National policymakers should form a team of technical experts to evaluate the best avenues for implementing data standards, adopting and encouraging the use of existing international standards whenever possible, to pave the way for global data exchange. International policymakers, in turn, should promote the adoption of global data standards as means of accelerating and enhancing collaborations among international partners for greater global impact of research. International policymakers are also responsible for providing technical support to countries in the progressive implementation of research data standards, so countries can make more informed national decisions and contribute to the global pool of standardized data. Entities that are part of the healthcare system should continue efforts to bridge the gap between clinical practice and research while implementing data standardization as well.
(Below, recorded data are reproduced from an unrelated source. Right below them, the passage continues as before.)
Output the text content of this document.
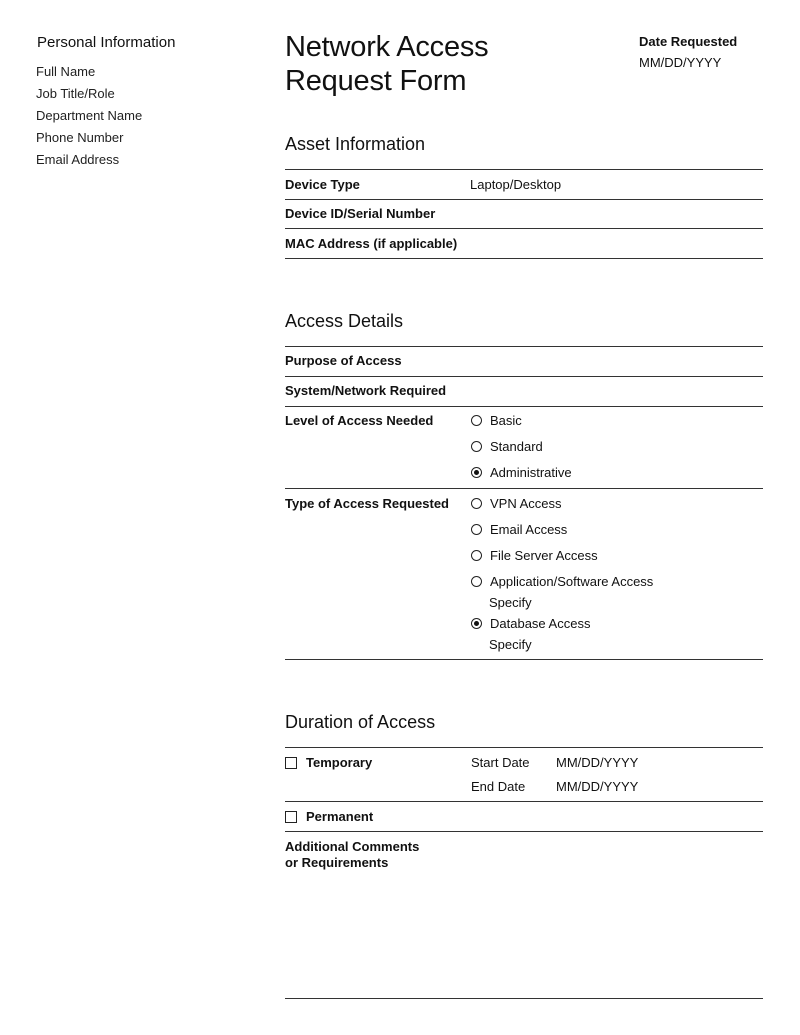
Personal Information
Full Name
Job Title/Role
Department Name
Phone Number
Email Address
Network Access
Request Form
Date Requested
MM/DD/YYYY
Asset Information
Device Type	Laptop/Desktop
Device ID/Serial Number
MAC Address (if applicable)
Access Details
Purpose of Access
System/Network Required
Level of Access Needed	Basic
Standard
Administrative
Type of Access Requested	VPN Access
Email Access
File Server Access
Application/Software Access
Specify
Database Access
Specify
Duration of Access
Temporary	Start Date MM/DD/YYYY
End Date MM/DD/YYYY
Permanent
Additional Comments
or Requirements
Imagine a world in which research data can be shared and aggregated seamlessly such that the power of that data can be maximized to accelerate collaborative learning and streamline the path to new therapies. We have an ethical imperative to adopt and leverage robust global data standards that will improve the way research is conducted to benefit all patients.
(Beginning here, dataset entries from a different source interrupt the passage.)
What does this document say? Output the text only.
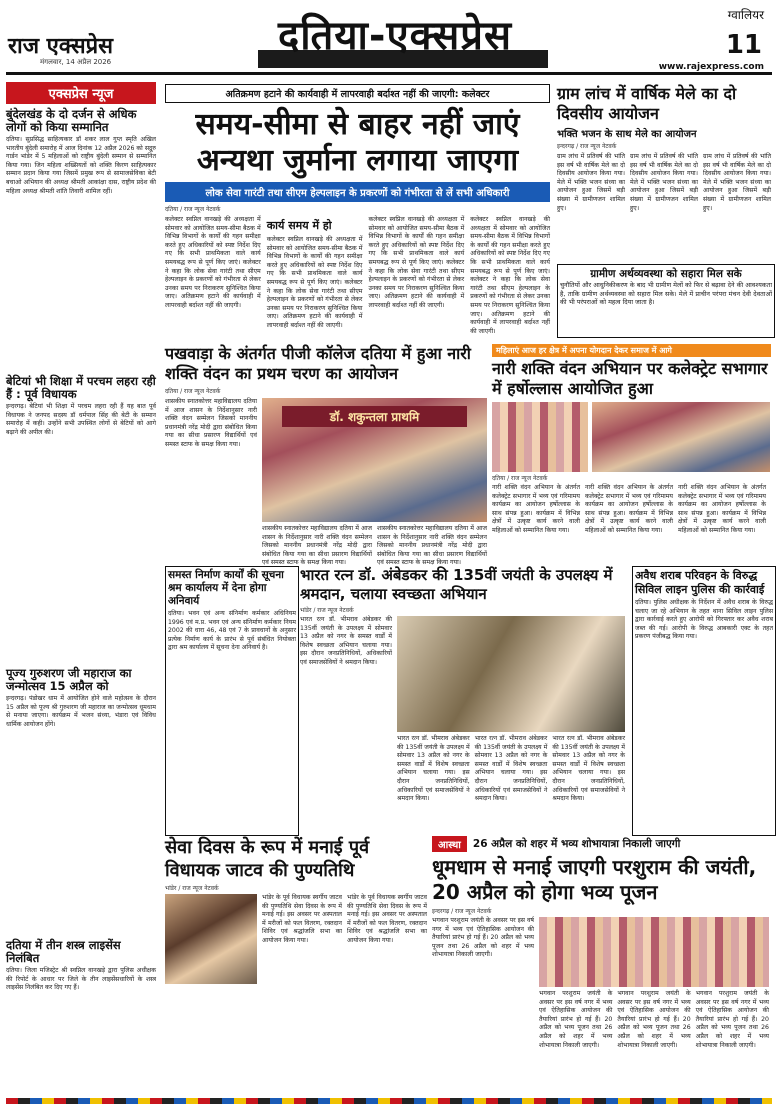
राज एक्सप्रेस
मंगलवार, 14 अप्रैल 2026
दतिया-एक्सप्रेस	ग्वालियर
11
www.rajexpress.com
एक्सप्रेस न्यूज
बुंदेलखंड के दो दर्जन से अधिक लोगों को किया सम्मानित
दतिया। सुप्रसिद्ध साहित्यकार डॉ शकर लाल गुप्त स्मृति अखिल भारतीय बुंदेली समारोह में आज दिनांक 12 अप्रैल 2026 को सद्गुरु गार्डन भांडेर में 5 महिलाओं को राष्ट्रीय बुंदेली सम्मान से सम्मानित किया गया। जिन महिला शख्सियतों को शक्ति किरण साहित्यकार सम्मान प्रदान किया गया जिसमें प्रमुख रूप से सामाजसेविका बेटी बचाओ अभियान की अध्यक्ष श्रीमती आकांक्षा दास, राष्ट्रीय प्रदेश की महिला अध्यक्ष श्रीमती शांति तिवारी शामिल रहीं।
बेटियां भी शिक्षा में परचम लहरा रही हैं : पूर्व विधायक
इन्दरगढ़। बेटियां भी शिक्षा में परचम लहरा रही हैं यह बात पूर्व विधायक ने जनपद सदस्य डॉ धर्मपाल सिंह की बेटी के सम्मान समारोह में कही। उन्होंने सभी उपस्थित लोगों से बेटियों को आगे बढ़ाने की अपील की।
पूज्य गुरुशरण जी महाराज का जन्मोत्सव 15 अप्रैल को
इन्दरगढ़। पंडोखर धाम में आयोजित होने वाले महोत्सव के दौरान 15 अप्रैल को पूज्य श्री गुरुशरण जी महाराज का जन्मोत्सव धूमधाम से मनाया जाएगा। कार्यक्रम में भजन संध्या, भंडारा एवं विविध धार्मिक आयोजन होंगे।
दतिया में तीन शस्त्र लाइसेंस निलंबित
दतिया। जिला मजिस्ट्रेट श्री स्वप्निल वानखड़े द्वारा पुलिस अधीक्षक की रिपोर्ट के आधार पर जिले के तीन लाइसेंसधारियों के शस्त्र लाइसेंस निलंबित कर दिए गए हैं।
अतिक्रमण हटाने की कार्यवाही में लापरवाही बर्दाश्त नहीं की जाएगी: कलेक्टर
समय-सीमा से बाहर नहीं जाएं
अन्यथा जुर्माना लगाया जाएगा
लोक सेवा गारंटी तथा सीएम हेल्पलाइन के प्रकरणों को गंभीरता से लें सभी अधिकारी
दतिया / राज न्यूज नेटवर्क
कलेक्टर स्वप्निल वानखड़े की अध्यक्षता में सोमवार को आयोजित समय-सीमा बैठक में विभिन्न विभागों के कार्यों की गहन समीक्षा करते हुए अधिकारियों को स्पष्ट निर्देश दिए गए कि सभी प्राथमिकता वाले कार्य समयबद्ध रूप से पूर्ण किए जाएं। कलेक्टर ने कहा कि लोक सेवा गारंटी तथा सीएम हेल्पलाइन के प्रकरणों को गंभीरता से लेकर उनका समय पर निराकरण सुनिश्चित किया जाए। अतिक्रमण हटाने की कार्यवाही में लापरवाही बर्दाश्त नहीं की जाएगी।
कार्य समय में हो
कलेक्टर स्वप्निल वानखड़े की अध्यक्षता में सोमवार को आयोजित समय-सीमा बैठक में विभिन्न विभागों के कार्यों की गहन समीक्षा करते हुए अधिकारियों को स्पष्ट निर्देश दिए गए कि सभी प्राथमिकता वाले कार्य समयबद्ध रूप से पूर्ण किए जाएं। कलेक्टर ने कहा कि लोक सेवा गारंटी तथा सीएम हेल्पलाइन के प्रकरणों को गंभीरता से लेकर उनका समय पर निराकरण सुनिश्चित किया जाए। अतिक्रमण हटाने की कार्यवाही में लापरवाही बर्दाश्त नहीं की जाएगी।
कलेक्टर स्वप्निल वानखड़े की अध्यक्षता में सोमवार को आयोजित समय-सीमा बैठक में विभिन्न विभागों के कार्यों की गहन समीक्षा करते हुए अधिकारियों को स्पष्ट निर्देश दिए गए कि सभी प्राथमिकता वाले कार्य समयबद्ध रूप से पूर्ण किए जाएं। कलेक्टर ने कहा कि लोक सेवा गारंटी तथा सीएम हेल्पलाइन के प्रकरणों को गंभीरता से लेकर उनका समय पर निराकरण सुनिश्चित किया जाए। अतिक्रमण हटाने की कार्यवाही में लापरवाही बर्दाश्त नहीं की जाएगी।
कलेक्टर स्वप्निल वानखड़े की अध्यक्षता में सोमवार को आयोजित समय-सीमा बैठक में विभिन्न विभागों के कार्यों की गहन समीक्षा करते हुए अधिकारियों को स्पष्ट निर्देश दिए गए कि सभी प्राथमिकता वाले कार्य समयबद्ध रूप से पूर्ण किए जाएं। कलेक्टर ने कहा कि लोक सेवा गारंटी तथा सीएम हेल्पलाइन के प्रकरणों को गंभीरता से लेकर उनका समय पर निराकरण सुनिश्चित किया जाए। अतिक्रमण हटाने की कार्यवाही में लापरवाही बर्दाश्त नहीं की जाएगी।
ग्राम लांच में वार्षिक मेले का दो दिवसीय आयोजन
भक्ति भजन के साथ मेले का आयोजन
इन्दरगढ़ / राज न्यूज नेटवर्क
ग्राम लांच में प्रतिवर्ष की भांति इस वर्ष भी वार्षिक मेले का दो दिवसीय आयोजन किया गया। मेले में भक्ति भजन संध्या का आयोजन हुआ जिसमें बड़ी संख्या में ग्रामीणजन शामिल हुए।
ग्राम लांच में प्रतिवर्ष की भांति इस वर्ष भी वार्षिक मेले का दो दिवसीय आयोजन किया गया। मेले में भक्ति भजन संध्या का आयोजन हुआ जिसमें बड़ी संख्या में ग्रामीणजन शामिल हुए।
ग्राम लांच में प्रतिवर्ष की भांति इस वर्ष भी वार्षिक मेले का दो दिवसीय आयोजन किया गया। मेले में भक्ति भजन संध्या का आयोजन हुआ जिसमें बड़ी संख्या में ग्रामीणजन शामिल हुए।
ग्रामीण अर्थव्यवस्था को सहारा मिल सके
चुनौतियों और आधुनिकीकरण के बाद भी ग्रामीण मेलों को फिर से बढ़ावा देने की आवश्यकता है, ताकि ग्रामीण अर्थव्यवस्था को सहारा मिल सके। मेले में प्राचीन परंपरा मंचन देवी देवताओं की भी परंपराओं को महत्व दिया जाता है।
पखवाड़ा के अंतर्गत पीजी कॉलेज दतिया में हुआ नारी शक्ति वंदन का प्रथम चरण का आयोजन
दतिया / राज न्यूज नेटवर्क
शासकीय स्नातकोत्तर महाविद्यालय दतिया में आज शासन के निर्देशानुसार नारी शक्ति वंदन सम्मेलन जिसको माननीय प्रधानमंत्री नरेंद्र मोदी द्वारा संबोधित किया गया का सीधा प्रसारण विद्यार्थियों एवं समस्त स्टाफ के समक्ष किया गया।
डॉ. शकुन्तला प्राथमि
शासकीय स्नातकोत्तर महाविद्यालय दतिया में आज शासन के निर्देशानुसार नारी शक्ति वंदन सम्मेलन जिसको माननीय प्रधानमंत्री नरेंद्र मोदी द्वारा संबोधित किया गया का सीधा प्रसारण विद्यार्थियों एवं समस्त स्टाफ के समक्ष किया गया।
शासकीय स्नातकोत्तर महाविद्यालय दतिया में आज शासन के निर्देशानुसार नारी शक्ति वंदन सम्मेलन जिसको माननीय प्रधानमंत्री नरेंद्र मोदी द्वारा संबोधित किया गया का सीधा प्रसारण विद्यार्थियों एवं समस्त स्टाफ के समक्ष किया गया।
महिलाएं आज हर क्षेत्र में अपना योगदान देकर समाज में आगे
नारी शक्ति वंदन अभियान पर कलेक्ट्रेट सभागार में हर्षोल्लास आयोजित हुआ
दतिया / राज न्यूज नेटवर्क
नारी शक्ति वंदन अभियान के अंतर्गत कलेक्ट्रेट सभागार में भव्य एवं गरिमामय कार्यक्रम का आयोजन हर्षोल्लास के साथ संपन्न हुआ। कार्यक्रम में विभिन्न क्षेत्रों में उत्कृष्ट कार्य करने वाली महिलाओं को सम्मानित किया गया।
नारी शक्ति वंदन अभियान के अंतर्गत कलेक्ट्रेट सभागार में भव्य एवं गरिमामय कार्यक्रम का आयोजन हर्षोल्लास के साथ संपन्न हुआ। कार्यक्रम में विभिन्न क्षेत्रों में उत्कृष्ट कार्य करने वाली महिलाओं को सम्मानित किया गया।
नारी शक्ति वंदन अभियान के अंतर्गत कलेक्ट्रेट सभागार में भव्य एवं गरिमामय कार्यक्रम का आयोजन हर्षोल्लास के साथ संपन्न हुआ। कार्यक्रम में विभिन्न क्षेत्रों में उत्कृष्ट कार्य करने वाली महिलाओं को सम्मानित किया गया।
समस्त निर्माण कार्यों की सूचना श्रम कार्यालय में देना होगा अनिवार्य
दतिया। भवन एवं अन्य संनिर्माण कर्मकार अधिनियम 1996 एवं म.प्र. भवन एवं अन्य संनिर्माण कर्मकार नियम 2002 की धारा 46, 48 एवं 7 के प्रावधानों के अनुसार प्रत्येक निर्माण कार्य के प्रारंभ से पूर्व संबंधित नियोक्ता द्वारा श्रम कार्यालय में सूचना देना अनिवार्य है।
भारत रत्न डॉ. अंबेडकर की 135वीं जयंती के उपलक्ष्य में श्रमदान, चलाया स्वच्छता अभियान
भांडेर / राज न्यूज नेटवर्क
भारत रत्न डॉ. भीमराव अंबेडकर की 135वीं जयंती के उपलक्ष्य में सोमवार 13 अप्रैल को नगर के समस्त वार्डों में विशेष स्वच्छता अभियान चलाया गया। इस दौरान जनप्रतिनिधियों, अधिकारियों एवं समाजसेवियों ने श्रमदान किया।
भारत रत्न डॉ. भीमराव अंबेडकर की 135वीं जयंती के उपलक्ष्य में सोमवार 13 अप्रैल को नगर के समस्त वार्डों में विशेष स्वच्छता अभियान चलाया गया। इस दौरान जनप्रतिनिधियों, अधिकारियों एवं समाजसेवियों ने श्रमदान किया।
भारत रत्न डॉ. भीमराव अंबेडकर की 135वीं जयंती के उपलक्ष्य में सोमवार 13 अप्रैल को नगर के समस्त वार्डों में विशेष स्वच्छता अभियान चलाया गया। इस दौरान जनप्रतिनिधियों, अधिकारियों एवं समाजसेवियों ने श्रमदान किया।
भारत रत्न डॉ. भीमराव अंबेडकर की 135वीं जयंती के उपलक्ष्य में सोमवार 13 अप्रैल को नगर के समस्त वार्डों में विशेष स्वच्छता अभियान चलाया गया। इस दौरान जनप्रतिनिधियों, अधिकारियों एवं समाजसेवियों ने श्रमदान किया।
अवैध शराब परिवहन के विरुद्ध सिविल लाइन पुलिस की कार्रवाई
दतिया। पुलिस अधीक्षक के निर्देशन में अवैध शराब के विरुद्ध चलाए जा रहे अभियान के तहत थाना सिविल लाइन पुलिस द्वारा कार्रवाई करते हुए आरोपी को गिरफ्तार कर अवैध शराब जब्त की गई। आरोपी के विरुद्ध आबकारी एक्ट के तहत प्रकरण पंजीबद्ध किया गया।
सेवा दिवस के रूप में मनाई पूर्व विधायक जाटव की पुण्यतिथि
भांडेर / राज न्यूज नेटवर्क
भांडेर के पूर्व विधायक स्वर्गीय जाटव की पुण्यतिथि सेवा दिवस के रूप में मनाई गई। इस अवसर पर अस्पताल में मरीजों को फल वितरण, रक्तदान शिविर एवं श्रद्धांजलि सभा का आयोजन किया गया।
भांडेर के पूर्व विधायक स्वर्गीय जाटव की पुण्यतिथि सेवा दिवस के रूप में मनाई गई। इस अवसर पर अस्पताल में मरीजों को फल वितरण, रक्तदान शिविर एवं श्रद्धांजलि सभा का आयोजन किया गया।
आस्था	26 अप्रैल को शहर में भव्य शोभायात्रा निकाली जाएगी
धूमधाम से मनाई जाएगी परशुराम की जयंती, 20 अप्रैल को होगा भव्य पूजन
इन्दरगढ़ / राज न्यूज नेटवर्क
भगवान परशुराम जयंती के अवसर पर इस वर्ष नगर में भव्य एवं ऐतिहासिक आयोजन की तैयारियां प्रारंभ हो गई हैं। 20 अप्रैल को भव्य पूजन तथा 26 अप्रैल को शहर में भव्य शोभायात्रा निकाली जाएगी।
भगवान परशुराम जयंती के अवसर पर इस वर्ष नगर में भव्य एवं ऐतिहासिक आयोजन की तैयारियां प्रारंभ हो गई हैं। 20 अप्रैल को भव्य पूजन तथा 26 अप्रैल को शहर में भव्य शोभायात्रा निकाली जाएगी।
भगवान परशुराम जयंती के अवसर पर इस वर्ष नगर में भव्य एवं ऐतिहासिक आयोजन की तैयारियां प्रारंभ हो गई हैं। 20 अप्रैल को भव्य पूजन तथा 26 अप्रैल को शहर में भव्य शोभायात्रा निकाली जाएगी।
भगवान परशुराम जयंती के अवसर पर इस वर्ष नगर में भव्य एवं ऐतिहासिक आयोजन की तैयारियां प्रारंभ हो गई हैं। 20 अप्रैल को भव्य पूजन तथा 26 अप्रैल को शहर में भव्य शोभायात्रा निकाली जाएगी।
Barbara Jauregui, is an International Consultant, Pan American Health Organization/World Health Organization; Lynn D. Hudson is Chief Science Officer, Critical Path Institute (C-Path); Lauren B. Becnel is Senior Director, RWDnA & Data Strategy-Oncology Client Partner, Pfizer; Eileen Navarro Almario is Associate Director for Clinical Affairs in the Office of Computational Science, OTS, CDER, FDA; Ronald Fitzmartin is Data Standards Staff, Office of the Director, CBER, FDA; Frank Pétavy is Head of Biostatistics and Methodology Support, EMA; Nathalie Seigneuret is Senior Scientific Project Manager, Innovative Medicines Initiative; James K. Malone is Senior Medical Director, Eli Lilly and Company; Fang Liz Zhou is Director, Global Medical Evidence Generation; Jose Galvez is Chief, Office of Biomedical Translational Research Informatics (BTRIS), NIH; Tammy Jackson is Senior Director, Clinical Innovation, PPD Inc.; Nicole Harmon is Chief of Staff, Clinical Data Interchange Standards Consortium (CDISC); Rebecca D. Kush is President, Catalysis Research; Scientific Innovation Officer, Elligo Health Research, and Fellow, Translational Research Center for Medical Innovation, Foundation for Biomedical Research and Innovation, Kobe, Japan
Authors include representatives of PAHO/WHO, Critical Path Institute, FDA (CBER and CDER), EMA, NIH, IMI, ACRO, CDISC, Lilly (TransCelerate), Sanofi (DataSphere), Pfizer, and Elligo Health Research.